El director de fotografía de cineastas como Wim Wenders, Jim Jarmusch o Lars von Trier fallece en Ámsterdam a los 78 años
EL PAIS (5 de julio de 2018)
En una de las escenas más poderosas de París, Texas, obra cumbre de la filmografía de Wim Wenders, marido y mujer se reencuentran después de muchos años en una pequeña habitación, separados por un cristal. Ella sí puede verlo a él, pero Harry Dean Stanton permanece pegado a una pared opaca, intuyendo la presencia de la persona que se encuentra detrás, la misma que fue su compañera en otro tiempo. En aquella habitación se encontraba, en aquel momento, otro cristal de mecánica similar: el de la cámara de Robby Müller. Una cámara que hace tiempo que dejó de fotografiar el color y la luz, y que ayer se apagó para siempre después de que el director de fotografía holandés falleciese en Ámsterdam a los 78 años, tras una larga enfermedad.
Müller nació en 1940 en Willemstad, la capital de Curazao, una de las cinco islas caribeñas que componen las Antillas Neerlandesas. Comenzó su carrera como director de fotografía a principios de los años 70 en Alemania, de la mano de un jovencísimo Wim Wenders, con quien colaboró en el corto Alabama (2000 Light Years) y en varios de sus primeros largometrajes, como Summer in the City o El miedo del portero ante el penalti. Ahí comenzó a fraguarse la que sería una amistad muy prolífica en lo artístico. En los años siguientes trabajarían juntos en películas del calado de Alicia en las ciudades, La letra escarlata o la propia París, Texas.
A lo largo de sus años como director de fotografía de Wenders, Müller desarrolló una especial habilidad para el retrato de paisajes (urbanos o rurales) desesperanzados, en conexión con la soledad que el cineasta alemán buscaba imprimir a sus personajes. En París, Texas alcanzó la máxima expresión de esta línea de trabajo, potenciado además el uso del color como mecanismo narrativo, en un ascenso constante desde los tonos desgastados del principio del film hasta la paleta cromática de pasteles intensos con la que culmina su relato.
A partir de los años 80, Müller inició un proceso de expansión creativa que lo llevó, en primer lugar, a trabajar en Estados Unidos con directores como William Friedkin, para quien fotografió Vivir y morir en Los Ángeles; o Peter Bogdanovich, con quien trabajó en Saint Jack (El rey de Singapur) y Todos rieron. Allí conoció a Jim Jarmusch, un joven cineasta americano que comenzaba su carrera como director y con el que colaboraría en la mayor parte de sus primeros trabajos.
Con Jarmusch, Müller exhibió una sensacional destreza en el empleo del blanco y negro. Lo hizo, por ejemplo, en Bajo el peso de la ley, película protagonizada por Tom Waits a la que proporcionó un aire cándido de sordidez; o en Dead Man. De vuelta al color, acompañó a Jarmusch en la consolidación de su estilo cinematográfico en Ghost Dog, el camino del samurái, posiblemente la película que lo confirmó como un nombre a tener en cuenta dentro del cine independiente norteamericano.
En los últimos años de su carrera como director de fotografía, que finalizaría a principios del siglo XX, Müller colaboró con Lars von Trier en dos de las películas clave de su filmografía: Rompiendo las olas y Bailar en la oscuridad.

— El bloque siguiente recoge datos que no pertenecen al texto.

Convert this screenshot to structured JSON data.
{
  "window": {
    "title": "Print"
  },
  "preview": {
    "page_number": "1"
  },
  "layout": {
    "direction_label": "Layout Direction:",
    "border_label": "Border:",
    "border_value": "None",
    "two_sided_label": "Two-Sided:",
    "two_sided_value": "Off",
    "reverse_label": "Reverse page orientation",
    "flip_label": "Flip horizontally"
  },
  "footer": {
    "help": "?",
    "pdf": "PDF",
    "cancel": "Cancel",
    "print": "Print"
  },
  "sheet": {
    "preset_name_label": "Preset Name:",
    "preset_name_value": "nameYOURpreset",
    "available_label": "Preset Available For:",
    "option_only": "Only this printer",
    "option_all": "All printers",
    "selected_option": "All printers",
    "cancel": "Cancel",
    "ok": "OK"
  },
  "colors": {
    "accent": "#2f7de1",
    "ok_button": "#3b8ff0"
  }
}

En ellas volvió a demostrar su amplio dominio de la temperatura del color como recurso expresivo, además de su eclecticismo formal, fundado siempre en la conjunción entre su estilo propio y la comprensión de aquello que sus directores le pidieron a lo largo de su carrera. Porque esa es la única manera de que cineastas como Wenders, Jarmusch o Von Trier, con una voluntad de autor tan definida, confiasen en él a lo largo de tantos años.